As an employer introduces new tools it expects workers to use, it’s natural to meet some resistance to change and even trepidation about how it might affect workers’ future job prospects. At media company Hearst, senior director of talent programs Maris Krieger works hard to assuage workers’ worries about being replaced by the latest tools, like artificial intelligence. 

“We always are doubling down on this idea that this tool is in your toolbox. It’s not taking over your jobs.

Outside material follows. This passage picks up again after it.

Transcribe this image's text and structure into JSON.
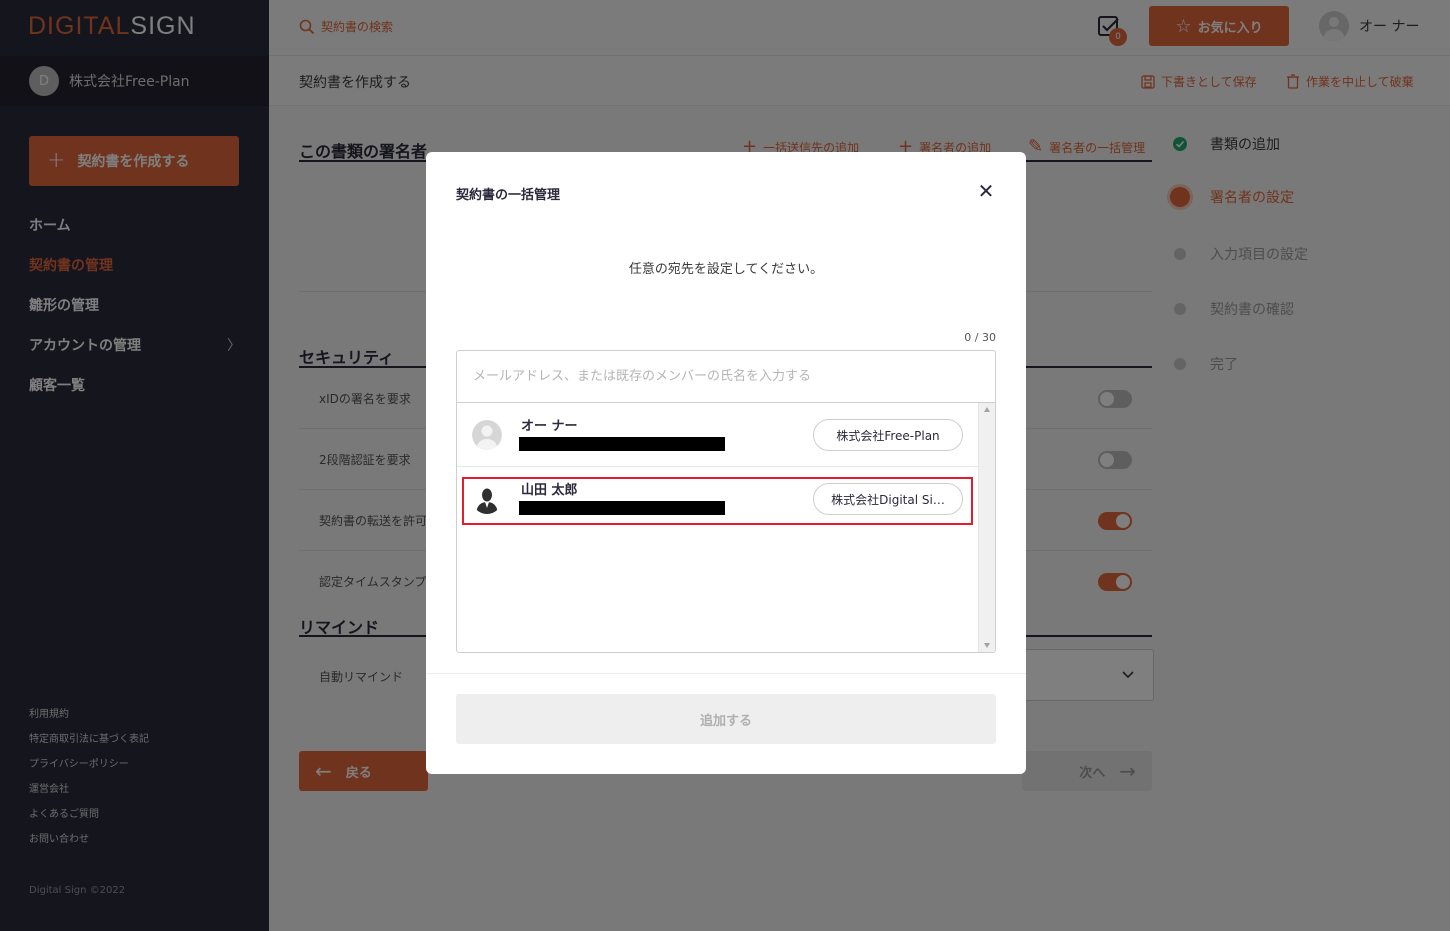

It’s not replacing you, it’s augmenting and it’s freeing your time to do more valuable things.” Still, she said, workers should be aware of the skills they need to develop to stay relevant. Long-term resistance could put them at a significant disadvantage. 

Further, don’t overlook internal applications. Krieger pointed out that skill-development tools are just as relevant to boosting internal mobility as they are for recruiting. 

Recruiters and HR practitioners aren’t insulated from worry that their jobs are in jeopardy, of course. There are plenty of HR tech tools leveraging AI to improve processes, and it has some in the department concerned about their roles. But, Zilich says, talent acquisition professionals should see it as an opportunity. In particular, using the recruiting and skill-matching tools to take arduous tasks off their plates.

“If recruiters really think back to why they got into recruiting, they probably got into recruiting for the coaching and the human side of it, the relationship side of it, and helping people find their fit and organization,” she said. “So if they can actually use the skill-matching and see the impact, they’re no longer going through hundreds of resumes, they’re spending their time coaching the hiring manager, coaching the candidate, and helping the person find the right fit.”

Emily McCrary-Ruiz-Esparza is a freelance journalist and From Day One contributing editor who writes about work, the job market, and women’s experiences in the workplace. Her work has appeared in the Economist, the BBC, The Washington Post, Quartz, Fast Company, and Digiday’s Worklife.